LETTER 141. TO MR. MOORE.

"November 30. 1813.

"Since I last wrote to you, much has occurred, good, bad, and indifferent,—not to make me forget you, but to prevent me from reminding you of one who, nevertheless, has often thought of you, and to whom your thoughts, in many a measure, have frequently been a consolation. We were once very near neighbours this autumn; and a good and bad neighbourhood it has proved to me. Suffice it to say, that your French quotation was confoundedly to the purpose,—though very unexpectedly pertinent, as you may imagine by what I said before, and my silence since. However, 'Richard's himself again,' and except all night and some part of the morning, I don't think very much about the matter.

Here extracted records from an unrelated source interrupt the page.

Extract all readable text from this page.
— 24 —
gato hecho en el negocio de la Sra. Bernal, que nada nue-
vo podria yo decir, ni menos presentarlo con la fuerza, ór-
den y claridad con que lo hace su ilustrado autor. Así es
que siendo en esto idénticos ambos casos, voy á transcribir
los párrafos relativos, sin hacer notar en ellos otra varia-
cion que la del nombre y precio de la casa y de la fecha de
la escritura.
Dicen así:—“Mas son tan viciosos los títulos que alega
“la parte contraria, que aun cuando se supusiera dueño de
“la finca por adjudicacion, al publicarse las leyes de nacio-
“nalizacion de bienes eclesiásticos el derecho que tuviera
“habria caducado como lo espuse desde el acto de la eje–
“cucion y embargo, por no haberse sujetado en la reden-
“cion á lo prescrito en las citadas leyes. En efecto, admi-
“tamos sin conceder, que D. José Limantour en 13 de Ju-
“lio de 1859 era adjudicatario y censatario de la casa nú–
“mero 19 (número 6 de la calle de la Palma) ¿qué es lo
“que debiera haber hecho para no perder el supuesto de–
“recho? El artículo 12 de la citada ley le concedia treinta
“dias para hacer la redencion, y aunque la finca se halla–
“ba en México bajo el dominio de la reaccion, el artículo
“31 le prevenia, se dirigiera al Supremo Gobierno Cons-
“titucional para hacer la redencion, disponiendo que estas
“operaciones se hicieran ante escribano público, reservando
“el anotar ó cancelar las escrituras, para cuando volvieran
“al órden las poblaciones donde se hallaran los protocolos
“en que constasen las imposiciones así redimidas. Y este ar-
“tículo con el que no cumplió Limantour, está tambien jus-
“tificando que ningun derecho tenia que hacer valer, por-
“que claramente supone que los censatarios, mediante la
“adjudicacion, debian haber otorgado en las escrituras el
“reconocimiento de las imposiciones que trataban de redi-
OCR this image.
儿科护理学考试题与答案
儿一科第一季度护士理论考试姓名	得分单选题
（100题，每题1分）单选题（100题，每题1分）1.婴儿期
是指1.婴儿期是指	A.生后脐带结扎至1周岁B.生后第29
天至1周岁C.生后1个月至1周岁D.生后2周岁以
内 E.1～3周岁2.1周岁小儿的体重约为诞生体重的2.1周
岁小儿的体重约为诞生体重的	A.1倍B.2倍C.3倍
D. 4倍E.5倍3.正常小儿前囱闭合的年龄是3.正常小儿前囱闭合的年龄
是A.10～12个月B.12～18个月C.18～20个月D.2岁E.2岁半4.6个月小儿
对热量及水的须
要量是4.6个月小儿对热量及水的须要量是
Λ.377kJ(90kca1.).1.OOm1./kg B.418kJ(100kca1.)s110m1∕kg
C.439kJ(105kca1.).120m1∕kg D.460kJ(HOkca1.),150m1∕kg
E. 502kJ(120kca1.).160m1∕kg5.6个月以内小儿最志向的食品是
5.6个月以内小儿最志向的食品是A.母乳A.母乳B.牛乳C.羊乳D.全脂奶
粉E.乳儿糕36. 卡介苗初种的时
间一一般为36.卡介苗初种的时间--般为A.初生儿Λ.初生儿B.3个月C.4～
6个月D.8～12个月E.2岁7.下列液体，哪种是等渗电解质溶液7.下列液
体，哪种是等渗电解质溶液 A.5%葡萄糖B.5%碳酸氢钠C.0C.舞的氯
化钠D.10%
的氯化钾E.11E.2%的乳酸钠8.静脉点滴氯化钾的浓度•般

"All convulsions end with me in rhyme; and to solace my midnights, I have scribbled another Turkish story[86]—not a Fragment—which you will receive soon after this. It does not trench upon your kingdom in the least, and if it did, you would soon reduce me to my proper boundaries. You will think, and justly, that I run some risk of losing the little I have gained in fame, by this further experiment on public patience; but I have really ceased to care on that head. I have written this, and published it, for the sake of the employment,—to wring my thoughts from reality, and take refuge in 'imaginings,' however 'horrible;' and, as to success! those who succeed will console me for a failure—excepting yourself and one or two more, whom luckily I love too well to wish one leaf of their laurels a tint yellower. This is the work of a week, and will be the reading of an hour to you, or even less,—and so, let it go * * * *.

"P.S. Ward and I talk of going to Holland. I want to see how a Dutch canal looks after the Bosphorus. Pray respond."